Fig. 6. The effects of Sulconazole, Menadione and GW8510 on EC cell growth were linked to their regulation of differentially expressed proteins in the S1 and S2 subtypes.

a The expression of proteins differentially expressed between S1 and S2 subtype in response to the three drugs as indicated in KYSE150 cells. Three biological repeats were performed. b Altered proteins in KYSE150 cells treated with three drugs. Light green indicates proteins that are up-regulated in S2 (n = 137) but downregulated by drug treatment. Light red indicates proteins that are downregulated in S2 (n = 93) but upregulated by drug treatment.
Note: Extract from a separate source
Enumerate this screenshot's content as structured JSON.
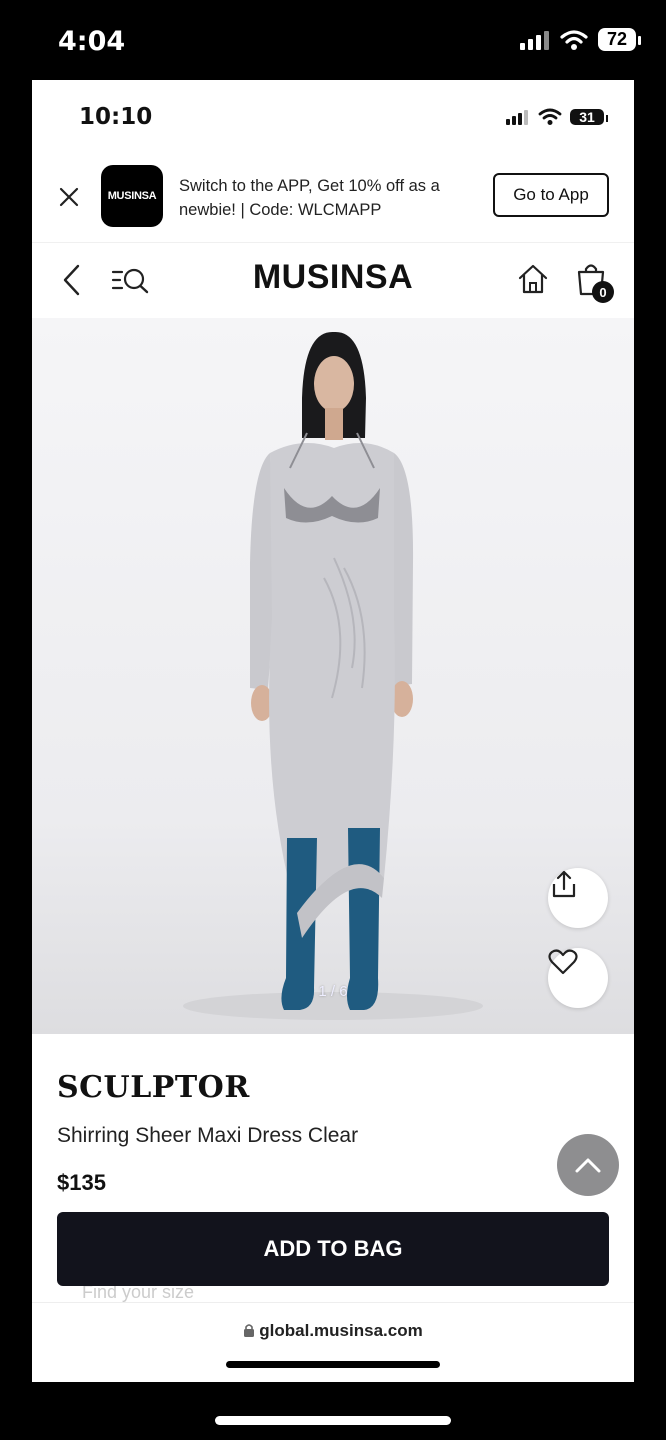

Green and red indicate proteins that had fold change more than 1.2 in response to drug treatment. Other proteins are colored in gray. Representative subtype-risk proteins are marked. All P values were calculated by unpaired two-sided Student’s t-test. *P < 0.05, **P < 0.01, ***P < 0.001, ns, not significant. c Schematic of the proteomic analyses of esophageal cancer (EC). A large-scale, high-resolution mass spectrometry-based proteomic and phosphoproteomics profiling of paired non-tumor and esophageal cancer samples was reported. Genomic information and tissue arrays were integrated with the proteomic data for proteogenomic analysis, proteomic subtype definition, diagnostic/prognostic model construction, drug prediction, and validation. The analysis defined subtypes and subtype signature of EC, and provided molecular basis for finding potential treatments for EC.